Ohne Zuschüsse ist der Bau neuer Kraftwerke derzeit nicht attraktiv

Das nationale Kraftwerksförderprogramm hat die Bundesregierung im Zuge der Energiewende beschlossen. Das Energiekonzept sieht in Punkt 24 vor, "hocheffiziente und flexible Kraftwerke" zu fördern, um eine Kraftwerkslücke durch den Atomausstieg zu füllen. Ohne staatliche Subventionen haben Energiekonzerne derzeit keinen Anreiz, in neue Kraftwerke zu investieren.

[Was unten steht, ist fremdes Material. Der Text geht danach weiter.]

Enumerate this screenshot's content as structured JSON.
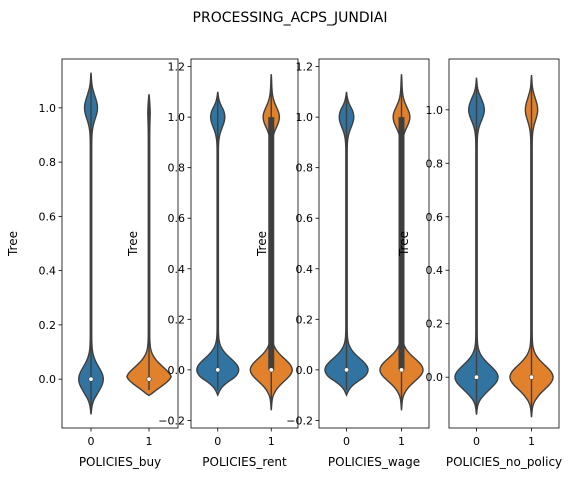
{
  "figure": {
    "suptitle": "PROCESSING_ACPS_JUNDIAI"
  },
  "colors": {
    "class_0": "#3274a1",
    "class_1": "#e1812c",
    "outline": "#3f3f3f",
    "box": "#3f3f3f",
    "median": "#ffffff"
  },
  "chart_data": [
    {
      "type": "violin",
      "xlabel": "POLICIES_buy",
      "ylabel": "Tree",
      "categories": [
        "0",
        "1"
      ],
      "yticks": [
        0.0,
        0.2,
        0.4,
        0.6,
        0.8,
        1.0
      ],
      "ytick_labels": [
        "0.0",
        "0.2",
        "0.4",
        "0.6",
        "0.8",
        "1.0"
      ],
      "ylim": [
        -0.18,
        1.18
      ],
      "violins": [
        {
          "category": "0",
          "min": -0.13,
          "max": 1.13,
          "median": 0.0,
          "q1": 0.0,
          "q3": 0.0,
          "lower_peak_halfwidth": 0.2,
          "upper_peak_halfwidth": 0.1
        },
        {
          "category": "1",
          "min": -0.06,
          "max": 1.05,
          "median": 0.0,
          "q1": 0.0,
          "q3": 0.0,
          "lower_peak_halfwidth": 0.38,
          "upper_peak_halfwidth": 0.01
        }
      ]
    },
    {
      "type": "violin",
      "xlabel": "POLICIES_rent",
      "ylabel": "Tree",
      "categories": [
        "0",
        "1"
      ],
      "yticks": [
        -0.2,
        0.0,
        0.2,
        0.4,
        0.6,
        0.8,
        1.0,
        1.2
      ],
      "ytick_labels": [
        "−0.2",
        "0.0",
        "0.2",
        "0.4",
        "0.6",
        "0.8",
        "1.0",
        "1.2"
      ],
      "ylim": [
        -0.23,
        1.23
      ],
      "violins": [
        {
          "category": "0",
          "min": -0.1,
          "max": 1.1,
          "median": 0.0,
          "q1": 0.0,
          "q3": 0.0,
          "lower_peak_halfwidth": 0.38,
          "upper_peak_halfwidth": 0.12
        },
        {
          "category": "1",
          "min": -0.16,
          "max": 1.17,
          "median": 0.0,
          "q1": 0.0,
          "q3": 1.0,
          "lower_peak_halfwidth": 0.38,
          "upper_peak_halfwidth": 0.14
        }
      ]
    },
    {
      "type": "violin",
      "xlabel": "POLICIES_wage",
      "ylabel": "Tree",
      "categories": [
        "0",
        "1"
      ],
      "yticks": [
        -0.2,
        0.0,
        0.2,
        0.4,
        0.6,
        0.8,
        1.0,
        1.2
      ],
      "ytick_labels": [
        "−0.2",
        "0.0",
        "0.2",
        "0.4",
        "0.6",
        "0.8",
        "1.0",
        "1.2"
      ],
      "ylim": [
        -0.23,
        1.23
      ],
      "violins": [
        {
          "category": "0",
          "min": -0.1,
          "max": 1.1,
          "median": 0.0,
          "q1": 0.0,
          "q3": 0.0,
          "lower_peak_halfwidth": 0.38,
          "upper_peak_halfwidth": 0.12
        },
        {
          "category": "1",
          "min": -0.16,
          "max": 1.17,
          "median": 0.0,
          "q1": 0.0,
          "q3": 1.0,
          "lower_peak_halfwidth": 0.38,
          "upper_peak_halfwidth": 0.14
        }
      ]
    },
    {
      "type": "violin",
      "xlabel": "POLICIES_no_policy",
      "ylabel": "Tree",
      "categories": [
        "0",
        "1"
      ],
      "yticks": [
        0.0,
        0.2,
        0.4,
        0.6,
        0.8,
        1.0
      ],
      "ytick_labels": [
        "0.0",
        "0.2",
        "0.4",
        "0.6",
        "0.8",
        "1.0"
      ],
      "ylim": [
        -0.19,
        1.19
      ],
      "violins": [
        {
          "category": "0",
          "min": -0.14,
          "max": 1.12,
          "median": 0.0,
          "q1": 0.0,
          "q3": 0.0,
          "lower_peak_halfwidth": 0.38,
          "upper_peak_halfwidth": 0.13
        },
        {
          "category": "1",
          "min": -0.15,
          "max": 1.13,
          "median": 0.0,
          "q1": 0.0,
          "q3": 0.0,
          "lower_peak_halfwidth": 0.38,
          "upper_peak_halfwidth": 0.1
        }
      ]
    }
  ]
}
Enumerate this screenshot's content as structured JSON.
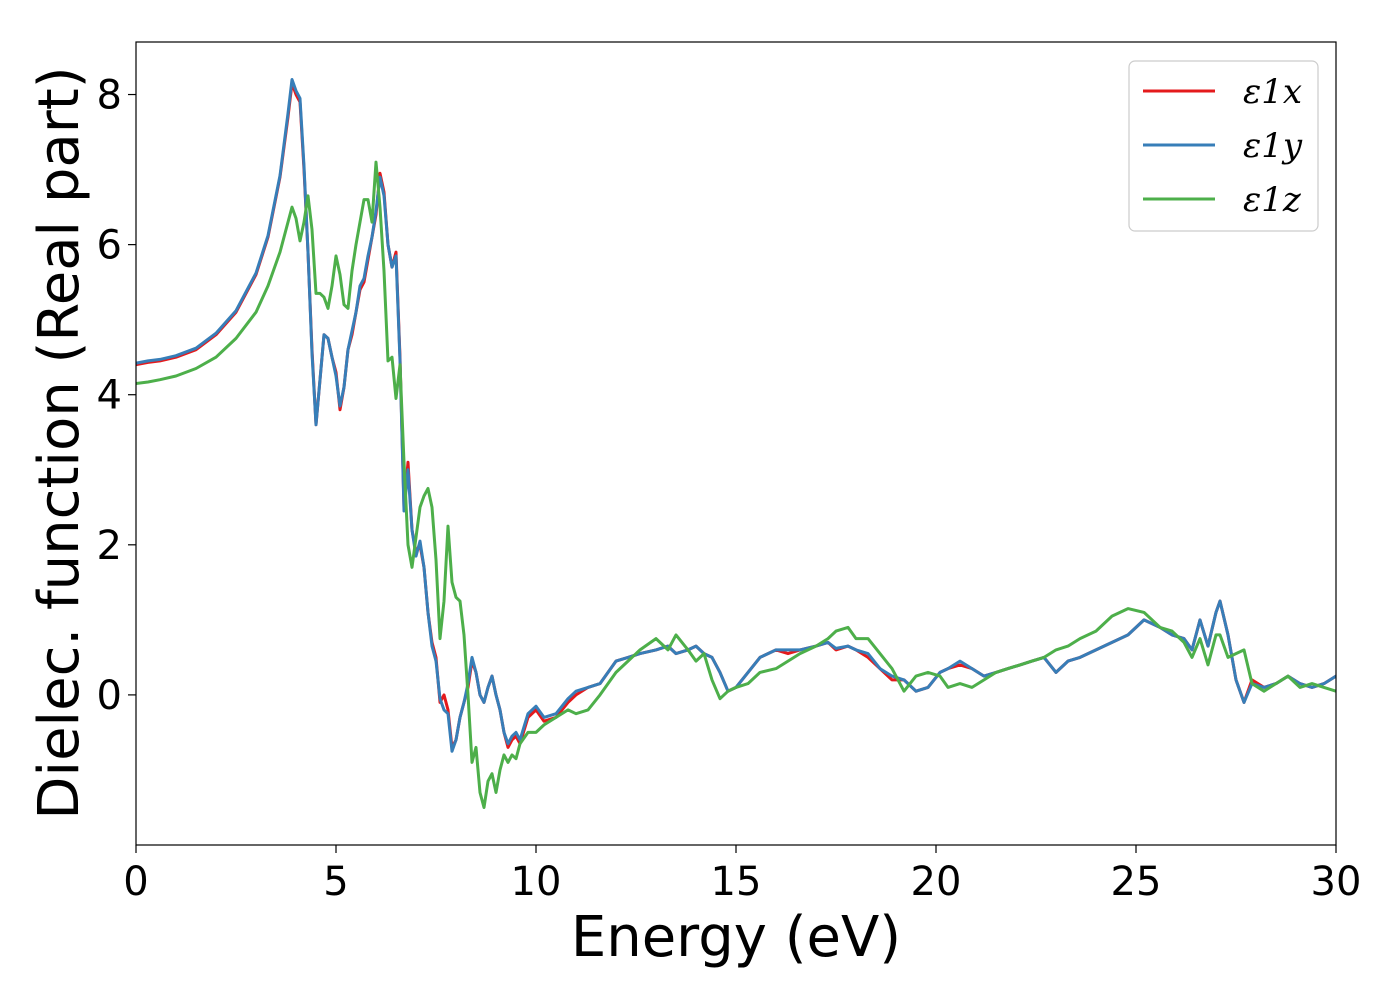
{
  "chart_data": {
    "type": "line",
    "xlabel": "Energy (eV)",
    "ylabel": "Dielec. function (Real part)",
    "xlim": [
      0,
      30
    ],
    "ylim": [
      -2.0,
      8.7
    ],
    "xticks": [
      "0",
      "5",
      "10",
      "15",
      "20",
      "25",
      "30"
    ],
    "yticks": [
      "0",
      "2",
      "4",
      "6",
      "8"
    ],
    "grid": false,
    "legend_position": "top-right",
    "series": [
      {
        "name": "ε1x",
        "color": "#e41a1c",
        "x": [
          0,
          0.3,
          0.6,
          1.0,
          1.5,
          2.0,
          2.5,
          3.0,
          3.3,
          3.6,
          3.8,
          3.9,
          4.0,
          4.1,
          4.2,
          4.3,
          4.4,
          4.5,
          4.6,
          4.7,
          4.8,
          4.9,
          5.0,
          5.1,
          5.2,
          5.3,
          5.4,
          5.5,
          5.6,
          5.7,
          5.8,
          5.9,
          6.0,
          6.1,
          6.2,
          6.3,
          6.4,
          6.5,
          6.6,
          6.7,
          6.8,
          6.9,
          7.0,
          7.1,
          7.2,
          7.3,
          7.4,
          7.5,
          7.6,
          7.7,
          7.8,
          7.9,
          8.0,
          8.1,
          8.2,
          8.3,
          8.4,
          8.5,
          8.6,
          8.7,
          8.8,
          8.9,
          9.0,
          9.1,
          9.2,
          9.3,
          9.4,
          9.5,
          9.6,
          9.8,
          10.0,
          10.2,
          10.5,
          10.8,
          11.0,
          11.3,
          11.6,
          12.0,
          12.3,
          12.6,
          13.0,
          13.3,
          13.5,
          13.8,
          14.0,
          14.2,
          14.4,
          14.6,
          14.8,
          15.0,
          15.3,
          15.6,
          16.0,
          16.3,
          16.6,
          17.0,
          17.3,
          17.5,
          17.8,
          18.0,
          18.3,
          18.6,
          18.9,
          19.2,
          19.5,
          19.8,
          20.1,
          20.3,
          20.6,
          20.9,
          21.2,
          21.5,
          21.8,
          22.1,
          22.4,
          22.7,
          23.0,
          23.3,
          23.6,
          24.0,
          24.4,
          24.8,
          25.2,
          25.6,
          25.9,
          26.2,
          26.4,
          26.6,
          26.8,
          27.0,
          27.1,
          27.3,
          27.5,
          27.7,
          27.9,
          28.2,
          28.5,
          28.8,
          29.1,
          29.4,
          29.7,
          30.0
        ],
        "y": [
          4.4,
          4.43,
          4.45,
          4.5,
          4.6,
          4.8,
          5.1,
          5.6,
          6.1,
          6.9,
          7.7,
          8.15,
          8.0,
          7.9,
          7.0,
          5.9,
          4.6,
          3.6,
          4.2,
          4.8,
          4.75,
          4.5,
          4.3,
          3.8,
          4.1,
          4.6,
          4.8,
          5.1,
          5.4,
          5.5,
          5.8,
          6.1,
          6.4,
          6.95,
          6.7,
          6.0,
          5.7,
          5.9,
          4.5,
          2.5,
          3.1,
          2.2,
          1.9,
          2.0,
          1.7,
          1.1,
          0.7,
          0.5,
          -0.1,
          0.0,
          -0.2,
          -0.7,
          -0.6,
          -0.3,
          -0.1,
          0.1,
          0.45,
          0.3,
          0.0,
          -0.1,
          0.1,
          0.25,
          0.0,
          -0.2,
          -0.5,
          -0.7,
          -0.6,
          -0.55,
          -0.65,
          -0.3,
          -0.2,
          -0.35,
          -0.3,
          -0.1,
          0.0,
          0.1,
          0.15,
          0.45,
          0.5,
          0.55,
          0.6,
          0.65,
          0.55,
          0.6,
          0.65,
          0.55,
          0.5,
          0.3,
          0.05,
          0.1,
          0.3,
          0.5,
          0.6,
          0.55,
          0.6,
          0.65,
          0.7,
          0.6,
          0.65,
          0.6,
          0.5,
          0.35,
          0.2,
          0.2,
          0.05,
          0.1,
          0.3,
          0.35,
          0.4,
          0.35,
          0.25,
          0.3,
          0.35,
          0.4,
          0.45,
          0.5,
          0.3,
          0.45,
          0.5,
          0.6,
          0.7,
          0.8,
          1.0,
          0.9,
          0.8,
          0.75,
          0.6,
          1.0,
          0.65,
          1.1,
          1.25,
          0.8,
          0.2,
          -0.1,
          0.2,
          0.1,
          0.15,
          0.25,
          0.15,
          0.1,
          0.15,
          0.25
        ]
      },
      {
        "name": "ε1y",
        "color": "#377eb8",
        "x": [
          0,
          0.3,
          0.6,
          1.0,
          1.5,
          2.0,
          2.5,
          3.0,
          3.3,
          3.6,
          3.8,
          3.9,
          4.0,
          4.1,
          4.2,
          4.3,
          4.4,
          4.5,
          4.6,
          4.7,
          4.8,
          4.9,
          5.0,
          5.1,
          5.2,
          5.3,
          5.4,
          5.5,
          5.6,
          5.7,
          5.8,
          5.9,
          6.0,
          6.1,
          6.2,
          6.3,
          6.4,
          6.5,
          6.6,
          6.7,
          6.8,
          6.9,
          7.0,
          7.1,
          7.2,
          7.3,
          7.4,
          7.5,
          7.6,
          7.7,
          7.8,
          7.9,
          8.0,
          8.1,
          8.2,
          8.3,
          8.4,
          8.5,
          8.6,
          8.7,
          8.8,
          8.9,
          9.0,
          9.1,
          9.2,
          9.3,
          9.4,
          9.5,
          9.6,
          9.8,
          10.0,
          10.2,
          10.5,
          10.8,
          11.0,
          11.3,
          11.6,
          12.0,
          12.3,
          12.6,
          13.0,
          13.3,
          13.5,
          13.8,
          14.0,
          14.2,
          14.4,
          14.6,
          14.8,
          15.0,
          15.3,
          15.6,
          16.0,
          16.3,
          16.6,
          17.0,
          17.3,
          17.5,
          17.8,
          18.0,
          18.3,
          18.6,
          18.9,
          19.2,
          19.5,
          19.8,
          20.1,
          20.3,
          20.6,
          20.9,
          21.2,
          21.5,
          21.8,
          22.1,
          22.4,
          22.7,
          23.0,
          23.3,
          23.6,
          24.0,
          24.4,
          24.8,
          25.2,
          25.6,
          25.9,
          26.2,
          26.4,
          26.6,
          26.8,
          27.0,
          27.1,
          27.3,
          27.5,
          27.7,
          27.9,
          28.2,
          28.5,
          28.8,
          29.1,
          29.4,
          29.7,
          30.0
        ],
        "y": [
          4.42,
          4.45,
          4.47,
          4.52,
          4.62,
          4.82,
          5.12,
          5.62,
          6.12,
          6.92,
          7.75,
          8.2,
          8.05,
          7.95,
          7.05,
          5.9,
          4.55,
          3.6,
          4.2,
          4.8,
          4.75,
          4.5,
          4.25,
          3.85,
          4.1,
          4.6,
          4.85,
          5.1,
          5.45,
          5.55,
          5.85,
          6.1,
          6.45,
          6.9,
          6.65,
          6.0,
          5.7,
          5.85,
          4.45,
          2.45,
          3.0,
          2.2,
          1.85,
          2.05,
          1.7,
          1.1,
          0.65,
          0.45,
          -0.05,
          -0.2,
          -0.25,
          -0.75,
          -0.6,
          -0.3,
          -0.1,
          0.15,
          0.5,
          0.3,
          0.0,
          -0.1,
          0.1,
          0.25,
          0.0,
          -0.2,
          -0.5,
          -0.65,
          -0.55,
          -0.5,
          -0.6,
          -0.25,
          -0.15,
          -0.3,
          -0.25,
          -0.05,
          0.05,
          0.1,
          0.15,
          0.45,
          0.5,
          0.55,
          0.6,
          0.65,
          0.55,
          0.6,
          0.65,
          0.55,
          0.5,
          0.3,
          0.05,
          0.1,
          0.3,
          0.5,
          0.6,
          0.6,
          0.6,
          0.65,
          0.7,
          0.62,
          0.65,
          0.6,
          0.55,
          0.35,
          0.25,
          0.2,
          0.05,
          0.1,
          0.3,
          0.35,
          0.45,
          0.35,
          0.25,
          0.3,
          0.35,
          0.4,
          0.45,
          0.5,
          0.3,
          0.45,
          0.5,
          0.6,
          0.7,
          0.8,
          1.0,
          0.9,
          0.8,
          0.75,
          0.6,
          1.0,
          0.65,
          1.1,
          1.25,
          0.8,
          0.2,
          -0.1,
          0.15,
          0.1,
          0.15,
          0.25,
          0.15,
          0.1,
          0.15,
          0.25
        ]
      },
      {
        "name": "ε1z",
        "color": "#4daf4a",
        "x": [
          0,
          0.3,
          0.6,
          1.0,
          1.5,
          2.0,
          2.5,
          3.0,
          3.3,
          3.6,
          3.8,
          3.9,
          4.0,
          4.1,
          4.2,
          4.3,
          4.4,
          4.5,
          4.6,
          4.7,
          4.8,
          4.9,
          5.0,
          5.1,
          5.2,
          5.3,
          5.4,
          5.5,
          5.6,
          5.7,
          5.8,
          5.9,
          6.0,
          6.1,
          6.2,
          6.3,
          6.4,
          6.5,
          6.6,
          6.7,
          6.8,
          6.9,
          7.0,
          7.1,
          7.2,
          7.3,
          7.4,
          7.5,
          7.6,
          7.7,
          7.8,
          7.9,
          8.0,
          8.1,
          8.2,
          8.3,
          8.4,
          8.5,
          8.6,
          8.7,
          8.8,
          8.9,
          9.0,
          9.1,
          9.2,
          9.3,
          9.4,
          9.5,
          9.6,
          9.8,
          10.0,
          10.2,
          10.5,
          10.8,
          11.0,
          11.3,
          11.6,
          12.0,
          12.3,
          12.6,
          13.0,
          13.3,
          13.5,
          13.8,
          14.0,
          14.2,
          14.4,
          14.6,
          14.8,
          15.0,
          15.3,
          15.6,
          16.0,
          16.3,
          16.6,
          17.0,
          17.3,
          17.5,
          17.8,
          18.0,
          18.3,
          18.6,
          18.9,
          19.2,
          19.5,
          19.8,
          20.1,
          20.3,
          20.6,
          20.9,
          21.2,
          21.5,
          21.8,
          22.1,
          22.4,
          22.7,
          23.0,
          23.3,
          23.6,
          24.0,
          24.4,
          24.8,
          25.2,
          25.6,
          25.9,
          26.2,
          26.4,
          26.6,
          26.8,
          27.0,
          27.1,
          27.3,
          27.5,
          27.7,
          27.9,
          28.2,
          28.5,
          28.8,
          29.1,
          29.4,
          29.7,
          30.0
        ],
        "y": [
          4.15,
          4.17,
          4.2,
          4.25,
          4.35,
          4.5,
          4.75,
          5.1,
          5.45,
          5.9,
          6.3,
          6.5,
          6.35,
          6.05,
          6.3,
          6.65,
          6.2,
          5.35,
          5.35,
          5.3,
          5.15,
          5.45,
          5.85,
          5.6,
          5.2,
          5.15,
          5.65,
          6.0,
          6.3,
          6.6,
          6.6,
          6.3,
          7.1,
          6.5,
          5.65,
          4.45,
          4.5,
          3.95,
          4.4,
          3.1,
          2.0,
          1.7,
          2.1,
          2.5,
          2.65,
          2.75,
          2.5,
          1.8,
          0.75,
          1.25,
          2.25,
          1.5,
          1.3,
          1.25,
          0.8,
          0.0,
          -0.9,
          -0.7,
          -1.3,
          -1.5,
          -1.15,
          -1.05,
          -1.3,
          -1.0,
          -0.8,
          -0.9,
          -0.8,
          -0.85,
          -0.65,
          -0.5,
          -0.5,
          -0.4,
          -0.3,
          -0.2,
          -0.25,
          -0.2,
          0.0,
          0.3,
          0.45,
          0.6,
          0.75,
          0.6,
          0.8,
          0.6,
          0.45,
          0.55,
          0.2,
          -0.05,
          0.05,
          0.1,
          0.15,
          0.3,
          0.35,
          0.45,
          0.55,
          0.65,
          0.75,
          0.85,
          0.9,
          0.75,
          0.75,
          0.55,
          0.35,
          0.05,
          0.25,
          0.3,
          0.25,
          0.1,
          0.15,
          0.1,
          0.2,
          0.3,
          0.35,
          0.4,
          0.45,
          0.5,
          0.6,
          0.65,
          0.75,
          0.85,
          1.05,
          1.15,
          1.1,
          0.9,
          0.85,
          0.7,
          0.5,
          0.75,
          0.4,
          0.8,
          0.8,
          0.5,
          0.55,
          0.6,
          0.15,
          0.05,
          0.15,
          0.25,
          0.1,
          0.15,
          0.1,
          0.05
        ]
      }
    ]
  }
}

Die Subventionen sollen aus dem neuen Energie- und Klimaschutzfonds (EKF) stammen. Zwischen 2013 und 2016 will Schwarz-Gelb offenbar rund 165 Millionen Euro jährlich zur Verfügung stellen. Das Bundeswirtschaftsministerium will diese Zahlen allerdings vorerst nicht bestätigen.

Das Ministerium ist so zurückhaltend, weil ein Okay aus Brüssel fehlt. Dort sieht man den Subventionsdrang der Deutschen kritisch. Zurzeit erarbeitet Wettbewerbskommissar Joaquín Almunia neue Beihilferichtlinien, die er bis Ende des Jahres vorlegen will.